I have found that it is rare, in real life, for people to be filled with so much joy that they know not what to do with themselves and can only resort to hugging and simultaneously jumping up and down, yelling and laughing and panting almost to the point of tears. I experienced that joy that day, and it was real. We hugged and jumped and yelled for a number of minutes. Jú kept saying, “Our prayers were heard!” And my mãe kept repeating, “My daughter will be close. My daughter will be close!” These homestay families pour so much love and patience and time into raising us to be functioning adults, and then we disappear, sometimes forever. To know that their daughter will be close enough to come back and visit—or, perhaps more importantly, that I will be close enough for them to come visit me—is, truly, a prayer answered.
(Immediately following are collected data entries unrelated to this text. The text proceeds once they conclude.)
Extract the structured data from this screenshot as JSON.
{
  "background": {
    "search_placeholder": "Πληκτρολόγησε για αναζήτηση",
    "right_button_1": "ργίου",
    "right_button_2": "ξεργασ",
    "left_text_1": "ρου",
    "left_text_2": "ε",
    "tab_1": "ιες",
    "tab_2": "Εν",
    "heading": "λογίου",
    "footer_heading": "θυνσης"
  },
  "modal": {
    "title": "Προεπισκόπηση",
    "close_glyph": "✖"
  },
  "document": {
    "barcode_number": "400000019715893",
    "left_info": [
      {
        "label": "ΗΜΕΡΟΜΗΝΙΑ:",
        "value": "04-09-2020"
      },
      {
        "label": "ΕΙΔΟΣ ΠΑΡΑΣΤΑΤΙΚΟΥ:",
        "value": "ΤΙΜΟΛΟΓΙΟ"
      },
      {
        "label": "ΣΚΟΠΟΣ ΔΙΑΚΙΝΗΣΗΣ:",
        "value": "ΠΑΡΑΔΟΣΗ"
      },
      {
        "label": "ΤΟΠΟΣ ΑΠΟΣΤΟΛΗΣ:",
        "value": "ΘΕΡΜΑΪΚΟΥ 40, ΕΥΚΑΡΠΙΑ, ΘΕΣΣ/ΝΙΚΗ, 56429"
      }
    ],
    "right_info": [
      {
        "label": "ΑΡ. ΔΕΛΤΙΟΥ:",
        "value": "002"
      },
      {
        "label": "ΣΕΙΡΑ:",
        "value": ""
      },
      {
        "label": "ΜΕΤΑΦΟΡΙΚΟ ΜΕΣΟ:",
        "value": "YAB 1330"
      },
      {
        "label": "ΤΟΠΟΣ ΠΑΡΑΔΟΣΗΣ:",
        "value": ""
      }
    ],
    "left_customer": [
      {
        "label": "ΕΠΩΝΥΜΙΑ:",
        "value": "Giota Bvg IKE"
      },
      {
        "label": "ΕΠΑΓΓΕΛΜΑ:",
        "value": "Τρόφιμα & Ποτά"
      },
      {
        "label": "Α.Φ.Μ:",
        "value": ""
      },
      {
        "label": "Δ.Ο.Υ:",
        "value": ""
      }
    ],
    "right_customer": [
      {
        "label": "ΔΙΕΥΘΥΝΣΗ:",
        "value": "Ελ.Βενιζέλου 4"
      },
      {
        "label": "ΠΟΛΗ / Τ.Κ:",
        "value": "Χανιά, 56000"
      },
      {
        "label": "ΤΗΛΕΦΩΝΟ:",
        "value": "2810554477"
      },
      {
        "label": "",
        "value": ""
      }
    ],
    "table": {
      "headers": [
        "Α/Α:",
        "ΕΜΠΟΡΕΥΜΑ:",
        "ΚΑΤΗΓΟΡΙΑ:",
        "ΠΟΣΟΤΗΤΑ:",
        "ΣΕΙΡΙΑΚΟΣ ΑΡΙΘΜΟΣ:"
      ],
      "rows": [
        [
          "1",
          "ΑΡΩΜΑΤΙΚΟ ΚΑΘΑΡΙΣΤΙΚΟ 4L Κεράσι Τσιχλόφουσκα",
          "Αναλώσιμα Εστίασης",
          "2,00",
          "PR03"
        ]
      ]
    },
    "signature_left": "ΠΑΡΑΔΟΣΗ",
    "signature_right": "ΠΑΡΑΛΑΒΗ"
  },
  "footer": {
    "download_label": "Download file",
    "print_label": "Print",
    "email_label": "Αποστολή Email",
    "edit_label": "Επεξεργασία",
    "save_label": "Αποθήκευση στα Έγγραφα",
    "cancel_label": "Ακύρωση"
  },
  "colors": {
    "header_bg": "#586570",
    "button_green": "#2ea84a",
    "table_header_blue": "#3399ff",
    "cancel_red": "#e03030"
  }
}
I hadn’t realized it beforehand, but now I know I would have taken the hottest, most humid site with no access to fruit and only access to chicken if it meant I could give them that gift of proximity and joy. I very quickly learned that nothing else mattered.

Mãe and Jú study the map looking for familiar names. 
But luckily, I don’t have that site. I still haven’t been there, so there are many unanswered questions, but here's what I do know about my future home. It is a very small, rural town about 3 hours northwest of Maputo City and just a few kilometers from the South Africa border. The next closest town (which has a Health PCV, my closest American neighbor) is an hour away down a bumpy dirt road. I have to travel the road to that town to pick up another bus or car to get to Maputo City or anywhere else. My school is small: it has five classrooms and one library, 15 teachers, and 400-500 students. They have had 8th, 9th, and 10th grades for a while, and this year they added 11th. When the new school year begins at the end of January, they will have a 12th grade for the first time. The director requested someone who could teach Geography or English and who could coach sports, especially basketball, outside of school. I will live in a dependencia, essentially a small guest house, in the yard of the only other English teacher and his family. The market always has tomatoes, onions, and bananas, and depending on the time of year, it may have various other fruits and vegetables. There are a couple of stores that have essentials like rice and beans and flour. There are a few small, informal restaurants. There is an ATM but no bank. A big river runs through the heart of town that serves as a major water source and my pai has reminded me almost every day that there are crocodiles in the river and thus I should never take a bath in the river. There was only one Peace Corps Volunteer there before me from 2016-2018 and the community is excited about the prospect of receiving a second volunteer.

I am excited to receive them, too.

At the end of the day we helped clear the rocks. The ash outline of the map, and the excitement of this day, stuck around for a few more weeks.